Support for Issue 3 was largely concentrated in the northeast and southwest portion of Ohio while all seven counties in Central Ohio were among the fifty-eight counties in the state that gave the plan a thumbs-down.
In contrast, support for the plan in Cuyahoga County, the state of Ohio's most populous county and a location for one of the four casino facilities, made for a landslide vote with 65% of voters saying yes to the plan. As Election Day comes closer a poll conducted by the Quinnipiac Institute showed roughly 6 in 10 Ohio voters supported the plan.
A poll conducted in July 2009 found 61% support, a margin that dropped only to 58% in mid-September 2009. Critics released an internal poll closer to the Election Day that showed both sides within a reachable distance, but Ohio Jobs and Growth Committee maintained their belief and confidence that the results of the vote will be in their favor before Election Day.
The committee said on a statement released late Tuesday night called the casino decision a good win for the state, pledging to fully cooperate with state legislators to create a legislation that will ensure the way for a well-regulated casino gaming industry.
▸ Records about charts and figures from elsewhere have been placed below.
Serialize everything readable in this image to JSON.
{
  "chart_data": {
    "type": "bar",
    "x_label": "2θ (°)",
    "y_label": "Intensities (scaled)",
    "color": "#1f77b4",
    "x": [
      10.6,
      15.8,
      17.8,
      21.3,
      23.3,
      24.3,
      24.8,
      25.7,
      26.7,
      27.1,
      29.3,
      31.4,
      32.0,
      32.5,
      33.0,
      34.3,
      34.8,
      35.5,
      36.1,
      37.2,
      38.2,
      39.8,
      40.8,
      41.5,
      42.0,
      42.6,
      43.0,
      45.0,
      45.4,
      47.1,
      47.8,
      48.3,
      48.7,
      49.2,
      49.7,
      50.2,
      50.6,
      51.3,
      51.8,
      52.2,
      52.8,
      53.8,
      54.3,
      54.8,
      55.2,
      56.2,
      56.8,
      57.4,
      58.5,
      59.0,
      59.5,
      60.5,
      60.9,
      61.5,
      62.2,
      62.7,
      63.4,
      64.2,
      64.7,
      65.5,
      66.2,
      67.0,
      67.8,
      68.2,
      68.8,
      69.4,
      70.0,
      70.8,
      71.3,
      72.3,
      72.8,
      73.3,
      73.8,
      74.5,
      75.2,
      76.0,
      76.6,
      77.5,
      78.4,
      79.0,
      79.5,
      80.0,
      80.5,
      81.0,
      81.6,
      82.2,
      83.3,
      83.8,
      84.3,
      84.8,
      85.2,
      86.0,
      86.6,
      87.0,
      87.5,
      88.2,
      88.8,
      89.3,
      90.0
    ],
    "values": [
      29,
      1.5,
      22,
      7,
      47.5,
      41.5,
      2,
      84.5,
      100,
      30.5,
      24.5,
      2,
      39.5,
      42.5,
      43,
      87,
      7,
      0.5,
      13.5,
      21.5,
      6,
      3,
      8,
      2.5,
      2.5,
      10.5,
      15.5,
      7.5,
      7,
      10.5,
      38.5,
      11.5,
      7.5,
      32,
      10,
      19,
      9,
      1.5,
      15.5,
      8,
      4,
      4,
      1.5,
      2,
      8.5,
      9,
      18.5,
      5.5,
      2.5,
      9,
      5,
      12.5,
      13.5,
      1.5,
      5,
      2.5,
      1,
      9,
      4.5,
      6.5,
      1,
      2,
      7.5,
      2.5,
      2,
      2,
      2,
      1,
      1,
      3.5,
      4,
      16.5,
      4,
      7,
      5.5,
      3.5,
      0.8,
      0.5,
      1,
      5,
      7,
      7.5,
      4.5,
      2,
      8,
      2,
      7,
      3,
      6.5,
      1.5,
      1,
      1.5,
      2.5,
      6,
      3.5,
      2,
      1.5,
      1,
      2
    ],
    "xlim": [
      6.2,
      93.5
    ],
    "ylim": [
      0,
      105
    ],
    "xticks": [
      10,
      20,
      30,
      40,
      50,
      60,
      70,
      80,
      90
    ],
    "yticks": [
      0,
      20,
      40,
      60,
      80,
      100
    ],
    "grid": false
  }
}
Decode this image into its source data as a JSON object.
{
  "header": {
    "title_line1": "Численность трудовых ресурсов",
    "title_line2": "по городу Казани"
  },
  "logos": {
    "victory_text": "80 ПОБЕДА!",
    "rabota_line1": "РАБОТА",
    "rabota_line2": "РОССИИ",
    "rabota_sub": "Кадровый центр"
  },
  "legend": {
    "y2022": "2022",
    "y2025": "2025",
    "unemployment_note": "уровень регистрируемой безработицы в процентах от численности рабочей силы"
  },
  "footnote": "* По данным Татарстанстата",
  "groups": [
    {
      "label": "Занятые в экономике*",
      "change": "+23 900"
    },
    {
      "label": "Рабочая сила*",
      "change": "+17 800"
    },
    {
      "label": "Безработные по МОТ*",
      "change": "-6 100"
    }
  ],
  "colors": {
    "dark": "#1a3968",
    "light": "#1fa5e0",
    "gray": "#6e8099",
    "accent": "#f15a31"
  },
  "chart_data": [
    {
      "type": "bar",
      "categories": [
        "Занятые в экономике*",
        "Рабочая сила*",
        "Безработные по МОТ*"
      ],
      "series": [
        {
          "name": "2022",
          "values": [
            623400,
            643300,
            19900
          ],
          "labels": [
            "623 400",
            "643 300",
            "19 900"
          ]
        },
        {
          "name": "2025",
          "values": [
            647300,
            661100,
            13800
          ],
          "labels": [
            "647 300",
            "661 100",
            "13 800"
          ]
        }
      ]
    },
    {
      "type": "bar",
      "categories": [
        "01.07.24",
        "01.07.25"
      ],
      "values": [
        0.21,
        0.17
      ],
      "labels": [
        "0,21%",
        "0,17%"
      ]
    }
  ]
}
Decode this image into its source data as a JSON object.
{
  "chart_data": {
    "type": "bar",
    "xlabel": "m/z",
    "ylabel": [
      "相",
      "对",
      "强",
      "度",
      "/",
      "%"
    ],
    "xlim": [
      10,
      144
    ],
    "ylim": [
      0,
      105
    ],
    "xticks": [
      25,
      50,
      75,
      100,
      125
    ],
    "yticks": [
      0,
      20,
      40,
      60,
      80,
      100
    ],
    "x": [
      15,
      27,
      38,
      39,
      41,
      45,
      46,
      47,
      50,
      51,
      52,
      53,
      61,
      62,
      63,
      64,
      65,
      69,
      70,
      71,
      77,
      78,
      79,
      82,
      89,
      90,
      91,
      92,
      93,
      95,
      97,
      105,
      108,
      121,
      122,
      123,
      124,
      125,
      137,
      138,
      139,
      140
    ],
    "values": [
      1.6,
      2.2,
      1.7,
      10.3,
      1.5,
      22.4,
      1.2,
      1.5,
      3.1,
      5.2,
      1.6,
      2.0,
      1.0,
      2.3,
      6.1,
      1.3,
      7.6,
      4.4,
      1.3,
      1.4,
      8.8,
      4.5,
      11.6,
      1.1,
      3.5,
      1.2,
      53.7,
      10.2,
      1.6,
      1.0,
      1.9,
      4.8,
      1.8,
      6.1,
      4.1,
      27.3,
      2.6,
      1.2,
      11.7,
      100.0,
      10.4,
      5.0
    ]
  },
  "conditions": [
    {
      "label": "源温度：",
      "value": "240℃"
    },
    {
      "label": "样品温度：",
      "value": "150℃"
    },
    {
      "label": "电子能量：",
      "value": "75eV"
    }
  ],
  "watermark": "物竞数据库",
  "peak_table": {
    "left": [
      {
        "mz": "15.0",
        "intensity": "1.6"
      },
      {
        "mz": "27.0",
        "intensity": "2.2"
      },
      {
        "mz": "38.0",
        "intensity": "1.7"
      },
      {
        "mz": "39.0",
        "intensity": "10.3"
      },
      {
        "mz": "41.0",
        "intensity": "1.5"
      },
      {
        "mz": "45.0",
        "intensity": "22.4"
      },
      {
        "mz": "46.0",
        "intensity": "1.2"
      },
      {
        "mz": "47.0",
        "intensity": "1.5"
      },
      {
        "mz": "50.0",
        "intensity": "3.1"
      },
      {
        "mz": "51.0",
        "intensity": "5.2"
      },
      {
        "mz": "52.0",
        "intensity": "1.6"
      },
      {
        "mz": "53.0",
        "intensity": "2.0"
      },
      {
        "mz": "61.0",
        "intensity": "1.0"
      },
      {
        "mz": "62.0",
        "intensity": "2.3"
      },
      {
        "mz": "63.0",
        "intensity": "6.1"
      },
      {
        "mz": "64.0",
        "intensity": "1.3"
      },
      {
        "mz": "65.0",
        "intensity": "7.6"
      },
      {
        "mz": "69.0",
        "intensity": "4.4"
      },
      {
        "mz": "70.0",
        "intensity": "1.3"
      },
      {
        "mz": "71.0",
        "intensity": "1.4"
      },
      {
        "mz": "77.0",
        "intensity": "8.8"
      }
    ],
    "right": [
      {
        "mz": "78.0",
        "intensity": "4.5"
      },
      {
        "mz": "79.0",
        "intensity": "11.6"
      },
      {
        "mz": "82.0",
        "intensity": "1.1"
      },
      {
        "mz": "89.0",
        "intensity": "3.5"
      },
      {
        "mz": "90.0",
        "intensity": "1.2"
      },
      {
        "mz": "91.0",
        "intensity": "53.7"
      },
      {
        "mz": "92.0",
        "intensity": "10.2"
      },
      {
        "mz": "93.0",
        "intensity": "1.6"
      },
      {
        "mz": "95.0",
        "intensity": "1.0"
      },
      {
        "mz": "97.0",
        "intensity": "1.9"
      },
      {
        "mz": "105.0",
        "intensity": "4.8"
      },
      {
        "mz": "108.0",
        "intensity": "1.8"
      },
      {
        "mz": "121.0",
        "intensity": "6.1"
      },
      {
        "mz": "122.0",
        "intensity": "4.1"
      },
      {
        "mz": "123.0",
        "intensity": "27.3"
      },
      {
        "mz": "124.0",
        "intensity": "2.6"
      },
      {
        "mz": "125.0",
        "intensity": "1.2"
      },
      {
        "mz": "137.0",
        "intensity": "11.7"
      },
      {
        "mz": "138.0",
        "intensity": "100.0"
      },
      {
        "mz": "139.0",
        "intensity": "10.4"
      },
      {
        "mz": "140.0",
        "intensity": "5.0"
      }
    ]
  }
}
Supports said that construction can begin next year and it will open in 2012.
TruthPac spokesperson Sandy Theis pointed to strong support in Cincinnati and Cleveland to the group loss on the issue. Two other issues on the ballot passed as well. Issue one, which called for releasing bonds to finance a single-time bonus for veterans of conflicts since the Persian Gulf War, passed with seventy-two percent support. Issue 2, which creates the framework for a statewide livestock care standards board, secured a 64% support.